Kazakstan Table of Contents
Economic and ethnic differentiation in Kazakstan has led to the appearance of more than 2,000 social organizations, movements, political parties, and social action funds across a broad political spectrum. Although Nazarbayev prevented electoral participation by many opposition parties, the formation and reformation of parties and coalitions have occurred at a rapid pace in the postindependence years. In the parliamentary election of December 1995, thirty parties and other organizations registered candidates.
Significantly, the one type of party that has failed to thrive in Kazakstan is a "presidential party" that would serve as a training ground for future officials, as well as a conduit for their advancement. Nazarbayev lost control of his first two attempts at forming parties, the Socialists and the People's Congress Party (NKK). The latter particularly, under the leadership of former Nazarbayev ally Olzhas Suleymenov, became a center of parliamentary opposition. Nazarbayev's third party, the People's Unity Party (SNEK), remained loyal to the president, although it was unable, even with considerable government help, to elect enough deputies to give Nazarbayev control of the 1994-95 parliament. SNEK formally incorporated itself as a political party in February 1995.
With the exception of SNEK and some smaller entities, such as the Republican Party and an entrepreneurial association known as For Kazakstan's Future, most of Kazakstan's parties and organizations have little or no influence on presidential decision making. Because privatization and the deteriorating economy have left most citizens much worse off than they were in the early 1990s, most of the republic's organizations and parties have an oppositional or antipresidential character.
The Communist Party of Kazakstan, declared illegal in 1991, was allowed to re-register in 1993. Kazakstan also has a small Socialist Democratic Party. Both parties made poor showings in the 1994 election, but two former communist organizations, the State Labor Union (Profsoyuz) and the Peasants' Union, managed to take eleven and four seats, respectively.
At least four large Kazak nationalist movements were active in the mid-1990s. Three of them--Azat (Freedom), the Republican Party, and Zheltoksan (December)--attempted to form a single party under the name Azat, with the aim of removing "colonialist" foreign influences from Kazakstan. The fourth movement, Alash (named for the legendary founder of the Kazak nation, as well as for the pre-Soviet nationalist party of the same name), refused to join such a coalition because it advocated a more actively nationalist and pro-Muslim line than did the other three parties. In the March 1994 election, Azat and the Republicans were the only nationalist parties to run candidates. They elected just one deputy between them.
Four exclusively Russian political organizations in Kazakstan have nationalist or federative agendas. These are Yedinstvo (Unity), Civic Contract, Democratic Progress, and Lad (Harmony). Party registration procedures for the 1994 election made places on the ballot very difficult to obtain for the Russian nationalist groups. Although Lad was forced to run its candidates without party identification, four deputies were elected with ties to that party.

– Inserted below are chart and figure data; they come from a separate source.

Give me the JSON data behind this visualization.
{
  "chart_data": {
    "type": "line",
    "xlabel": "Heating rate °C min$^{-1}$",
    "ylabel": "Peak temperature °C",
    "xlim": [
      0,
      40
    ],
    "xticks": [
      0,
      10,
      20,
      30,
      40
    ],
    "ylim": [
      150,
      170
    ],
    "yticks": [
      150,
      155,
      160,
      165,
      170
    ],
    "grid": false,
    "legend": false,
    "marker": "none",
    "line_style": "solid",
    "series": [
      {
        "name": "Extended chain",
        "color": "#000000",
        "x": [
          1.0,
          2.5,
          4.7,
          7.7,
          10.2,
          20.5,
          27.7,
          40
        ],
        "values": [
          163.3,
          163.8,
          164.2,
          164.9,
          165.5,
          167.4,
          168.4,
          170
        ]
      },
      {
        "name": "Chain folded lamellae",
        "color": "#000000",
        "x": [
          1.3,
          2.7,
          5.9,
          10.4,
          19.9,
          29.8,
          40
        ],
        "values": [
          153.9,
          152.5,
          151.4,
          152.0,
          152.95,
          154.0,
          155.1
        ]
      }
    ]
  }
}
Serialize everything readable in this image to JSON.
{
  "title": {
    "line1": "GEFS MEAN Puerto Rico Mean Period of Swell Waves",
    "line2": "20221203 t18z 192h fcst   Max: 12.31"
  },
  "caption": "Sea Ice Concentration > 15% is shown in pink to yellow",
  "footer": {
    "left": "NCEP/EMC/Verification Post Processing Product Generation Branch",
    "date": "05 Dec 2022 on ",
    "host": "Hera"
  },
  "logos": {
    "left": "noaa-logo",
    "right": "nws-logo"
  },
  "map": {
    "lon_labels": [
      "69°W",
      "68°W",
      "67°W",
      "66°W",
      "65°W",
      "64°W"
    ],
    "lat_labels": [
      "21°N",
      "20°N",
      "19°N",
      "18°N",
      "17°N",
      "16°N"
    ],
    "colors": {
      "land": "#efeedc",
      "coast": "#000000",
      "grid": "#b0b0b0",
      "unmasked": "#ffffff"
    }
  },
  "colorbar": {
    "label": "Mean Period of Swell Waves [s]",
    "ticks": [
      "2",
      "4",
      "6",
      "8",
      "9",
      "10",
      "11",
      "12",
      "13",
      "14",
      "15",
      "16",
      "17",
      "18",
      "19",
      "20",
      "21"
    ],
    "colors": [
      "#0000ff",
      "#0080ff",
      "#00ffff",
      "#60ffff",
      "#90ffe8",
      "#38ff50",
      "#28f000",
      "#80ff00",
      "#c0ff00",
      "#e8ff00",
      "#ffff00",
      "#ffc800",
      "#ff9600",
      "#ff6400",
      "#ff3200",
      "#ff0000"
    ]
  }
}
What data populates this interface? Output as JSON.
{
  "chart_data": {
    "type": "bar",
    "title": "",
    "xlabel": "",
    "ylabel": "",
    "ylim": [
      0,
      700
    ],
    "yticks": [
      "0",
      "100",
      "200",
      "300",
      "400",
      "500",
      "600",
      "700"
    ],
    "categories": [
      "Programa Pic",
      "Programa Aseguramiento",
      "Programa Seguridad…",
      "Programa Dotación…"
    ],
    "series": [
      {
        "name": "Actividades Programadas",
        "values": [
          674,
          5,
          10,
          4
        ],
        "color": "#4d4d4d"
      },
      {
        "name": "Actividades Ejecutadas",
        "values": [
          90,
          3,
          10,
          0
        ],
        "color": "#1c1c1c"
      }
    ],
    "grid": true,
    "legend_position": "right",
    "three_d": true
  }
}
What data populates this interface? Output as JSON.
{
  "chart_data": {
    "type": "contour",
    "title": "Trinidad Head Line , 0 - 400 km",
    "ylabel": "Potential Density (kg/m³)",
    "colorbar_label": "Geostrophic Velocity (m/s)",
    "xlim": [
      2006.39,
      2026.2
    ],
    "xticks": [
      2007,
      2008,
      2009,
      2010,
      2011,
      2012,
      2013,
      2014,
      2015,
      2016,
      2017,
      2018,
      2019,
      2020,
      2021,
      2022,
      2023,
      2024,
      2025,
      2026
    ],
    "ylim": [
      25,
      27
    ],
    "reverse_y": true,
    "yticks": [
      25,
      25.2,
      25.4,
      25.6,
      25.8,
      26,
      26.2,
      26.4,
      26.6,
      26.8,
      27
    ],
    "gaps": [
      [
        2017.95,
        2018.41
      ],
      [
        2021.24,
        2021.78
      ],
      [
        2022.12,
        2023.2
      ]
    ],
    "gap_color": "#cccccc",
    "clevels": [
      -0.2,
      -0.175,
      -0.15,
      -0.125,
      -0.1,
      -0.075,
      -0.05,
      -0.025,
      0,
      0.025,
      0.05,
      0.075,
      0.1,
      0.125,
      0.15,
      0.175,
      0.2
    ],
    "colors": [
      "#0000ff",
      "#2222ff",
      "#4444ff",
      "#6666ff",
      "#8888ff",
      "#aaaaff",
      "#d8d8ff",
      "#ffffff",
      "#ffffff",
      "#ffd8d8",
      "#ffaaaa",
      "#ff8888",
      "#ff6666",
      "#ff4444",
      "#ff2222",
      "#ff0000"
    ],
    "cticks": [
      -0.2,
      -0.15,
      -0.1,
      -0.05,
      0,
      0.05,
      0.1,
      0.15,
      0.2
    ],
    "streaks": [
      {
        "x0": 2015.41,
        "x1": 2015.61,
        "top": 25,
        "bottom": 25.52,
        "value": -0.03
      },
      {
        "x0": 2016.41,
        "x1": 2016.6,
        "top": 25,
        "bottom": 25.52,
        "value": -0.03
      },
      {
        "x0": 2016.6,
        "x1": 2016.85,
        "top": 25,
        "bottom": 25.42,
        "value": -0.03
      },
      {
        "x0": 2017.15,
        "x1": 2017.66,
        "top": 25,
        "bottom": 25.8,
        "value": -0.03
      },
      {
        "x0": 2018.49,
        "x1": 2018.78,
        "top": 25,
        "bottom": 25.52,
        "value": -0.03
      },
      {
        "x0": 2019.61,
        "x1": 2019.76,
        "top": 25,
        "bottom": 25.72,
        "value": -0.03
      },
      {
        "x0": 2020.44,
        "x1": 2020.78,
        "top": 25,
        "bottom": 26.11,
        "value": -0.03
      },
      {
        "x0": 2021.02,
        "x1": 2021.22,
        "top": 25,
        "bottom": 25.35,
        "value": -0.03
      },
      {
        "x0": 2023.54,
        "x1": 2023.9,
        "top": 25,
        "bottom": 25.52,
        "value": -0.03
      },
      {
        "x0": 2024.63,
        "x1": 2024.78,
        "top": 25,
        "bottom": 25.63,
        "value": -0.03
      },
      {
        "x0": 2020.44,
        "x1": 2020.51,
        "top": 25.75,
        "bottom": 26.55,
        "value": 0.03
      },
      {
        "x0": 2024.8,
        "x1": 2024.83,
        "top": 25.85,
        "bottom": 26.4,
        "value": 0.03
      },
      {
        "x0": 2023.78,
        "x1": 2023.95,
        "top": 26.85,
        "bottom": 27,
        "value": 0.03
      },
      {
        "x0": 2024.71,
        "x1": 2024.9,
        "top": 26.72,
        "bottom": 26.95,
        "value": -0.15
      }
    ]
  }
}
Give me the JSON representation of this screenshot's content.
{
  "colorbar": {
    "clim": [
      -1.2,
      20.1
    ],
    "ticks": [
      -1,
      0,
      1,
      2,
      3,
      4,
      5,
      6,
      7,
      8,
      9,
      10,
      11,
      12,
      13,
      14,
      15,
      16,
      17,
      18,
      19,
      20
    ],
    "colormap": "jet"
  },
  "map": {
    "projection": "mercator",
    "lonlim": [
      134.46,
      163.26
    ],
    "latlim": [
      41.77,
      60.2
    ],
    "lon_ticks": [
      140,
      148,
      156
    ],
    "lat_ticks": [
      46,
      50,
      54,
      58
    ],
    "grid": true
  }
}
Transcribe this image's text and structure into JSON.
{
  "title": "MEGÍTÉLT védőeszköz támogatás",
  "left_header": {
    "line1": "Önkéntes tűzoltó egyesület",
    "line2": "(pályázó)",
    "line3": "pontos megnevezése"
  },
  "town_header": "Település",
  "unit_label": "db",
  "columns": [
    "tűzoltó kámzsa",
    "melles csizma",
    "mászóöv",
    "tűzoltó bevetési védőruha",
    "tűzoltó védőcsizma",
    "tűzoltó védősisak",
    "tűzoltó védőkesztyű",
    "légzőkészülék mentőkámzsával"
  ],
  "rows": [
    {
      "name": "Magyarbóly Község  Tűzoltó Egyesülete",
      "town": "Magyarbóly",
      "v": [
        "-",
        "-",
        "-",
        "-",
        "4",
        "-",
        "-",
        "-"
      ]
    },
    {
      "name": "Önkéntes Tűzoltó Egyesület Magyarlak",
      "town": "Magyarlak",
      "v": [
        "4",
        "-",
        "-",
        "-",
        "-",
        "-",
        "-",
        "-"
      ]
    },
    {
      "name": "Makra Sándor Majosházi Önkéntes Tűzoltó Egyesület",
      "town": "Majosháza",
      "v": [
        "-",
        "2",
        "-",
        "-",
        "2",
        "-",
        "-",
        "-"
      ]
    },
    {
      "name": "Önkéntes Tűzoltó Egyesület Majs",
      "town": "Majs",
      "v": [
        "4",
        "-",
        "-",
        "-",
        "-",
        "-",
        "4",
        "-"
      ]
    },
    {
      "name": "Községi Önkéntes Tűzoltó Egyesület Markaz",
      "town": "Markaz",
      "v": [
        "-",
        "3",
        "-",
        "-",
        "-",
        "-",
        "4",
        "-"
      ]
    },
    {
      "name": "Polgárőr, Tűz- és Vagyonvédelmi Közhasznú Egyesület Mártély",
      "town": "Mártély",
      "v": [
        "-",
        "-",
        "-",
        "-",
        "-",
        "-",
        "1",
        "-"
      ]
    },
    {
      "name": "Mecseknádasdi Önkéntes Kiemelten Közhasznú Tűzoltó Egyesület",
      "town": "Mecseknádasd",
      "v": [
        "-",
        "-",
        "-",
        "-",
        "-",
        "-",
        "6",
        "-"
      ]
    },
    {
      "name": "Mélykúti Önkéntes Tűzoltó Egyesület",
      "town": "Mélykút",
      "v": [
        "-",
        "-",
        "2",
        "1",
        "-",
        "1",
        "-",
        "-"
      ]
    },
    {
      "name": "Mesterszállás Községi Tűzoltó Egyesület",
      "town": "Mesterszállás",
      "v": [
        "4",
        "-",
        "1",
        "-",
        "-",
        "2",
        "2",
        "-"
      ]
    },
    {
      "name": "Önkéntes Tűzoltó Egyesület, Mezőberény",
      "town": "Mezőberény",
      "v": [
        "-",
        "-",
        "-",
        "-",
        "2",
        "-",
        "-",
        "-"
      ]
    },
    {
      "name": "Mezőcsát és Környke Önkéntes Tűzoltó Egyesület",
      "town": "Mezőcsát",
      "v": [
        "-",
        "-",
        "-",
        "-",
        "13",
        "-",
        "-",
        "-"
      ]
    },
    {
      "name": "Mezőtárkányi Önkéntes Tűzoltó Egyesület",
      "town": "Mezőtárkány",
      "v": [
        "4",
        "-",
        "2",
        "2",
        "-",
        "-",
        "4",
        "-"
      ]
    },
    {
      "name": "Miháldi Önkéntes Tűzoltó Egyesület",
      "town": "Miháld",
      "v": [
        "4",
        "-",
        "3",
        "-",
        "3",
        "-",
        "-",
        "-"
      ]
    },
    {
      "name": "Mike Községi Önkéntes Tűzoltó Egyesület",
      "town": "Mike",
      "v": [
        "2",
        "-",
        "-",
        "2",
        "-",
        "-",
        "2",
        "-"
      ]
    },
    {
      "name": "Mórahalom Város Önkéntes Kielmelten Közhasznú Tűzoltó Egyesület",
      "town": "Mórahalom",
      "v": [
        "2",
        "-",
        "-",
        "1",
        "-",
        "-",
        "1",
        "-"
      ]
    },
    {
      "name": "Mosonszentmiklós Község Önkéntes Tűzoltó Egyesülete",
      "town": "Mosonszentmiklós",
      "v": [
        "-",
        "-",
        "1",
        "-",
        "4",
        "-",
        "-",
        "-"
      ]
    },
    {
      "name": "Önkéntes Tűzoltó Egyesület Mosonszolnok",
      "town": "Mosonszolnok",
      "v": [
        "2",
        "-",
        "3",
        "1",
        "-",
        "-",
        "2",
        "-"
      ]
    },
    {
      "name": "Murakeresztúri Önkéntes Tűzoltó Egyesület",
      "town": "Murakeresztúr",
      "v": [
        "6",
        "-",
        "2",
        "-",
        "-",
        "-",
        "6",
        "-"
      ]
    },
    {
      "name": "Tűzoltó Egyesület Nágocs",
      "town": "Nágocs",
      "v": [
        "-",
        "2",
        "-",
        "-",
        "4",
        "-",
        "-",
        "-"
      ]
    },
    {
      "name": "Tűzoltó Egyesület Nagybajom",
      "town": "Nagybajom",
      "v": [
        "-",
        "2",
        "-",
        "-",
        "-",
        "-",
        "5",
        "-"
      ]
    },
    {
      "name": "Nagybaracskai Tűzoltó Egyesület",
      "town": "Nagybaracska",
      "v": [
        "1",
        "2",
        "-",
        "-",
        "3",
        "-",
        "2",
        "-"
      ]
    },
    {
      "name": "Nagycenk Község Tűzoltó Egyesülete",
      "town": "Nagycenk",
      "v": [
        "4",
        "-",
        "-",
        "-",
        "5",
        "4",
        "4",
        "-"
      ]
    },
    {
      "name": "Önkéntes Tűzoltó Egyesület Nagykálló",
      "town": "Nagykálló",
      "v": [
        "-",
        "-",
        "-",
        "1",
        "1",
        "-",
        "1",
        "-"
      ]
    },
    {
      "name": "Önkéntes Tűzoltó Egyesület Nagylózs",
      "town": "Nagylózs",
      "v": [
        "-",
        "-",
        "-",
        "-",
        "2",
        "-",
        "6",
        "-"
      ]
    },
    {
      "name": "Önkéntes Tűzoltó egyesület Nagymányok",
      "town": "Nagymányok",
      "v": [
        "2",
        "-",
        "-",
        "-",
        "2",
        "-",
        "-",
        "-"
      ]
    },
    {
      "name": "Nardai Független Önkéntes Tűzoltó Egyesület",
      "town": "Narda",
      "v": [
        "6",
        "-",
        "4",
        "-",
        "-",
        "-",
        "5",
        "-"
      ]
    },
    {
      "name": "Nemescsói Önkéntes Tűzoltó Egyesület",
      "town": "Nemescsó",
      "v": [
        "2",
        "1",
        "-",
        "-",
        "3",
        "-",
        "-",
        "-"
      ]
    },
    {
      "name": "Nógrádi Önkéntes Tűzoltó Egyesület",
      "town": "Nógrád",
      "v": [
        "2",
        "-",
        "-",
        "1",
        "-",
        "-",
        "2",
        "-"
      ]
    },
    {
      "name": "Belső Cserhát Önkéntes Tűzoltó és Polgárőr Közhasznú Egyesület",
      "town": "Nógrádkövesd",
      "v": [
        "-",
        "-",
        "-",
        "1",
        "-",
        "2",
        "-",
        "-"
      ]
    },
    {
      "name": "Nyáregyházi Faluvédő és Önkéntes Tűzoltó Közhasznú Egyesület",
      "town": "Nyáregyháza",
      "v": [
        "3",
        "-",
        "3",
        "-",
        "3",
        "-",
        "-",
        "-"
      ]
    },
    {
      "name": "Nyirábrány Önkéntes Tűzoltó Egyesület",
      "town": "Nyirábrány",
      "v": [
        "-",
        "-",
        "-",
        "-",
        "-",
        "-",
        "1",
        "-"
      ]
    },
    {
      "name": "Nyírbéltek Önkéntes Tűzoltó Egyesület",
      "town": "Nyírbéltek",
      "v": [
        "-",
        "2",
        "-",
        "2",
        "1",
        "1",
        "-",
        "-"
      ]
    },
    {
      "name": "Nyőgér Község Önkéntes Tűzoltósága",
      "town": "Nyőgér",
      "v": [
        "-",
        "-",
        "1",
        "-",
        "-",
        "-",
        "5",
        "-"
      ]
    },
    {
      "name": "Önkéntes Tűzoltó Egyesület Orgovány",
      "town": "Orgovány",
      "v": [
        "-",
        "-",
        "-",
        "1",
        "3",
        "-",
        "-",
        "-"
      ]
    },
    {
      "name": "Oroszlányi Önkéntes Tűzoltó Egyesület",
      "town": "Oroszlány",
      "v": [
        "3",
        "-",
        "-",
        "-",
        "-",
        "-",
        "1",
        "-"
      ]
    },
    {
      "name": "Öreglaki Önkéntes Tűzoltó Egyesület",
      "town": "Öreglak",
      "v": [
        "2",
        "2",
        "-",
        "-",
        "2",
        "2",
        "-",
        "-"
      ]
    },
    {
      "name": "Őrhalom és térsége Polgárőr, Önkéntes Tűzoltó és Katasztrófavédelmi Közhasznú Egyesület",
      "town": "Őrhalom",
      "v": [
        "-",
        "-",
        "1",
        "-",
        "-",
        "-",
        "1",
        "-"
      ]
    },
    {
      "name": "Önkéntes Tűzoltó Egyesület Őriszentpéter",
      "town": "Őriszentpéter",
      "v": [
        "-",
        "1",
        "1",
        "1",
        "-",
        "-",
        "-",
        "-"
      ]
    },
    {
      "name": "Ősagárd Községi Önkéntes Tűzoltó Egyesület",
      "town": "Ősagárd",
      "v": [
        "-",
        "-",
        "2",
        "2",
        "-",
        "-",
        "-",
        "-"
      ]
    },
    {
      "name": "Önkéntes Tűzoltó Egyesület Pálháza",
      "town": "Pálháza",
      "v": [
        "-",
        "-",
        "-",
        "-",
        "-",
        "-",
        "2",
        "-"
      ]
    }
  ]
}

The Russian group most unsettling to the Nazarbayev government was the Cossacks, who were denied official registration, as well as recognition of their claimed status as a distinct ethnic group in the northeast and northwest. Not permitted to drill, carry weapons, or engage in their traditional military activities, Kazakstan's Cossacks have, in increasing numbers, crossed the border into Russia, where restrictions are not as tight.
In 1994 parliament's success at countering presidential power encouraged the legislators, many of whom were connected with the former Soviet ruling elite, to use their training in the political infighting of Soviet bureaucracy to form effective antipresidential coalitions. Ironically, these coalitions were the only political groupings in the republic that transcended ethnic differences. The Respublika group was elastic enough to contain both Kazak and Russian nationalists, and the Otan-Otechestvo organization forged a coalition of Kazaks, Russians, and even Cossacks who desired a return to Soviet-style political and social structures.